Le message publié sur les réseaux sociaux est accompagné d’une photo non datée d’Alexeï Navalny, le crâne rasé, le regard perdu dans le vide : une photo prémonitoire du sort réservé à l’opposant le plus célèbre de Russie.
Dans le message, Alexeï Navalny confirme qu’il se trouve dans la colonie pénitentiaire IK-2 située dans la région de Vladimir. « Le système carcéral russe continue de me surprendre, ironise Alexeï Navalny, je ne pensais pas qu’on pouvait construire un camp de concentration à 100 kilomètres de Moscou. »
L’opposant décrit un univers carcéral très dur, sans violence physique, mais avec une pression de tous les instants : « Il y a des caméras partout, écrit-il, et le moindre écart donne lieu à un rapport. »
Dans ce premier message envoyé par le biais de ses avocats, Alexeï Navalny se veut cependant le plus rassurant possible. « La nuit, on me réveille toutes les heures pour me prendre en photo, écrit-il.
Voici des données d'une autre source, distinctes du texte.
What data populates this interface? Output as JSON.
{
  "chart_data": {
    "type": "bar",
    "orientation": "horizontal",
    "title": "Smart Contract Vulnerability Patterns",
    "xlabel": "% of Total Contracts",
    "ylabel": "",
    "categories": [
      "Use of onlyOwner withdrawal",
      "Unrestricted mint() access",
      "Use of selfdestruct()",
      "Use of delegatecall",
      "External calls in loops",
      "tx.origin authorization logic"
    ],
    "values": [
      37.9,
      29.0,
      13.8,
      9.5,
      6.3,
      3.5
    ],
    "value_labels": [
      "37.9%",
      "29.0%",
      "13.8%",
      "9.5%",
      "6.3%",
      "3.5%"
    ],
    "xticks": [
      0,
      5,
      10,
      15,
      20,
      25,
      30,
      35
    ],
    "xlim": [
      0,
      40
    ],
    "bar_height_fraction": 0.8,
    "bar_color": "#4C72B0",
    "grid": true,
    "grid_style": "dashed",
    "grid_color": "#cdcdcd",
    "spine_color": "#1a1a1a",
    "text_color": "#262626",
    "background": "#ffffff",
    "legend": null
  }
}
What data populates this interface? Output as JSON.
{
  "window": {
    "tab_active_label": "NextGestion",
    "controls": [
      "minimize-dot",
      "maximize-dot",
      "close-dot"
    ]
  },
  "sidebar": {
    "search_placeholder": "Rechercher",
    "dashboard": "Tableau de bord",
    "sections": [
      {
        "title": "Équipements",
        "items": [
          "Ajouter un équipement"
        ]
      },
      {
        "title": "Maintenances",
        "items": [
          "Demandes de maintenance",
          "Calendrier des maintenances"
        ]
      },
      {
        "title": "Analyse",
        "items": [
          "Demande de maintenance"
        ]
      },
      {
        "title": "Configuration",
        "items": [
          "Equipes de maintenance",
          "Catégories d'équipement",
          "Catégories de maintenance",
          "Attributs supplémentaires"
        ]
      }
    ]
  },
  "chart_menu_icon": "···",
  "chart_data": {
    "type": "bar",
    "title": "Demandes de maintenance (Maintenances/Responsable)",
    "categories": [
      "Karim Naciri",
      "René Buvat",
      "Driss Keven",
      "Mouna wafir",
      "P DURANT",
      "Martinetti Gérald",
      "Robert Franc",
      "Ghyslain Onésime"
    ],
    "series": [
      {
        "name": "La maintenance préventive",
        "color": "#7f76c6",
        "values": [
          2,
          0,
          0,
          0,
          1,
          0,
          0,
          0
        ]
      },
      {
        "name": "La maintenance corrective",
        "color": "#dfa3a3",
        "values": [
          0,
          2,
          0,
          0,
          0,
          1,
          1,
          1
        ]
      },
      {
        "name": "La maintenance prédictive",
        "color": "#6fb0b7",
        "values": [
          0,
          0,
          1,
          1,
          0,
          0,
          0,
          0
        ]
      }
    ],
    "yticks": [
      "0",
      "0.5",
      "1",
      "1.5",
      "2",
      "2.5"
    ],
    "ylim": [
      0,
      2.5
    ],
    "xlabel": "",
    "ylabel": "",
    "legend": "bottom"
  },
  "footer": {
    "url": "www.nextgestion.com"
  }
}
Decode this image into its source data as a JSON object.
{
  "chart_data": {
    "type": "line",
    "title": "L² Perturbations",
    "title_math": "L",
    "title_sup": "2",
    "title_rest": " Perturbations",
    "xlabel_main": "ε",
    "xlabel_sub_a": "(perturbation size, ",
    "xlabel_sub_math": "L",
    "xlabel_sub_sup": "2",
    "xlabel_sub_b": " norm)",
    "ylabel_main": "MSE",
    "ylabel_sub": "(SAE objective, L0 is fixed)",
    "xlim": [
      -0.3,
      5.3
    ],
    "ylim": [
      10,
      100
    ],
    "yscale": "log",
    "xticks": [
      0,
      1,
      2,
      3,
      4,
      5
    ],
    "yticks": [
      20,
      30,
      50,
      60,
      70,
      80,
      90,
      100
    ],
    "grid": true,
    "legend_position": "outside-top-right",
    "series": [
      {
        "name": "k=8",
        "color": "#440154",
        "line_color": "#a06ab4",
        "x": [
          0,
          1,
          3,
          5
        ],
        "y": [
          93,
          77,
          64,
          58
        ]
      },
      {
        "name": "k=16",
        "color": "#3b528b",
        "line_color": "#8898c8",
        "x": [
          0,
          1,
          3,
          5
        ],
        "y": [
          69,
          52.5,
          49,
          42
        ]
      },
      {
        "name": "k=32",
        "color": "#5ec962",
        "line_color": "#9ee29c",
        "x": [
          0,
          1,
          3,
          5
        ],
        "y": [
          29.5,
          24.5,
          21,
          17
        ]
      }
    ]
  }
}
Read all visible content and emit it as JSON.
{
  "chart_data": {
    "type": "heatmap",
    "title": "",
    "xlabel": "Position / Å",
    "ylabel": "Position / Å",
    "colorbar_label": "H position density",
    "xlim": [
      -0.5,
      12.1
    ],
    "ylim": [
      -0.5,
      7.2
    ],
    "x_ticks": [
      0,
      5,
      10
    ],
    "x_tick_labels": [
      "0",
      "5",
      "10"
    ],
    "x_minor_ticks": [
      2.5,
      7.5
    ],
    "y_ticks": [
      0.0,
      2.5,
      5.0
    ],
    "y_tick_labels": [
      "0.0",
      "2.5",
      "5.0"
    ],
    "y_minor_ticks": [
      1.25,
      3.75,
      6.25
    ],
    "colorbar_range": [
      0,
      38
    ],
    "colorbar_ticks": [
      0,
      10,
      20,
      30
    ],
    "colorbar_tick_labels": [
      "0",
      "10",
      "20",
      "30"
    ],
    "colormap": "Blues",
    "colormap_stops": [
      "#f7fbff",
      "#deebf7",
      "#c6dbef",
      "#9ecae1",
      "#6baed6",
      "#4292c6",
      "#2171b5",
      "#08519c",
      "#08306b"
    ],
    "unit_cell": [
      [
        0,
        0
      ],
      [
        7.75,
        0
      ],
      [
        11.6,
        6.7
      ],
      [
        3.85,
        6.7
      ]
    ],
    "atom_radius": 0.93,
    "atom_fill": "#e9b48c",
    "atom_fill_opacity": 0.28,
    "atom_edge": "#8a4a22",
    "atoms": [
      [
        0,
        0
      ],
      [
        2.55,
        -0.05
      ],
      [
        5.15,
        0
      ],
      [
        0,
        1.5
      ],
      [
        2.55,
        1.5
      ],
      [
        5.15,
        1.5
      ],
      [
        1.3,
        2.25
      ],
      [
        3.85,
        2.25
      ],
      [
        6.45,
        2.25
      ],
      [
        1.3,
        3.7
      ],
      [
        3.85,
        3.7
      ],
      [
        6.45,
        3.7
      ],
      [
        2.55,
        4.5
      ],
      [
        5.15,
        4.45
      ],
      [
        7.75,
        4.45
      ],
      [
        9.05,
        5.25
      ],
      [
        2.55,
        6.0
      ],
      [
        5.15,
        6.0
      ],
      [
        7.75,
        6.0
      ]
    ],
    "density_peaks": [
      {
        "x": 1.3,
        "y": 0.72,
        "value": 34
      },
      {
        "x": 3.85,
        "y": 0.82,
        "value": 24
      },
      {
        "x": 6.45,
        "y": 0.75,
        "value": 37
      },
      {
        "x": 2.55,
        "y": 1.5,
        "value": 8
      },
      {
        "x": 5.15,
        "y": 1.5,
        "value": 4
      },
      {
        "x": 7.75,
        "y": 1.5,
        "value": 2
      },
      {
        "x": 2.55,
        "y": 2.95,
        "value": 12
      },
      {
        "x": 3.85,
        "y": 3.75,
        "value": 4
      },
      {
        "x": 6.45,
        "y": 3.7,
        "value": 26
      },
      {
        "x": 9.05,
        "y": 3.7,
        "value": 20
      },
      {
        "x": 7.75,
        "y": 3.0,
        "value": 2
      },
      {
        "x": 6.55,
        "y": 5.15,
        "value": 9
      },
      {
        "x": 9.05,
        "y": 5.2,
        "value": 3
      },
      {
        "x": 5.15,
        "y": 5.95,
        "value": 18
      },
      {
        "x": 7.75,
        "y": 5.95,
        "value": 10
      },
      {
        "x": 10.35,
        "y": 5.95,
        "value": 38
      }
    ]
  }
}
Je me rendors en pensant qu’il y a des gens qui ne m’oublient pas et je trouve ça formidable », conclut l’opposant sur un ton qui se veut ironique.
À Moscou, notre correspondant Daniel Vallot a recueilli le témoignage d’un ancien détenu, qui lui a décrit « l’enfer carcéral » où Alexeï Navalny se retrouve plongé à son tour.
Une clôture de tôle surmontée de barbelés entoure les baraquements où sont logés les détenus. La colonie IK-2 est située à la périphérie de Pokrov, à une centaine de kilomètres au nord-est de Moscou. Condamné à plusieurs années de prison pour avoir participé à des manifestations non autorisées, Konstantin Kotov en est sorti il y a quelques mois seulement. « Les conditions y sont très dures. 60 personnes dans la même baraque, et seulement 2 mètres carrés pour toi, avec juste la place pour ton lit. Mais le plus difficile c’est l’isolement. Ils demandent aux autres détenus de ne pas te parler. Ils t’enferment dans le silence. »
Konstantin Kotov n’a pas subi de violences physique durant sa détention. Mais une pression psychologique particulièrement intense. Une surveillance de tous les instants, des humiliations incessantes, et un isolement qui peut conduire à la folie, selon l’avocat Pyotr Kuryanov, de la Fondation russe pour la défense des détenus : « J’espérais qu’ils mettraient Navalny dans une colonie « normale », si l’on peut dire. Mais là où il se trouve c’est l’enfer… Là-bas l’objectifs c’est de « casser » le détenu. De casser sa personnalité, pour qu’il renonce à toutes ses activités une fois libéré… »
Konstantin Kotov, lui, recommence peu à peu à militer, mais il se dit profondément marqué par ce qu’il a vécu : « Je pense que cela va rester longtemps avec moi. Je fais des efforts, mais j’ai encore de l’angoisse, de la peur… Je ne peux pas m’empêcher de penser que je peux me retrouver de nouveau là-bas. »
Mais Konstantin Kotov espère qu’Alexeï Navalny ne sortira pas brisé de sa détention. « En revenant en Russie il a déjà montré que c’était un homme très courageux… Suffisamment, nous-dit-il, pour affronter cette nouvelle épreuve ».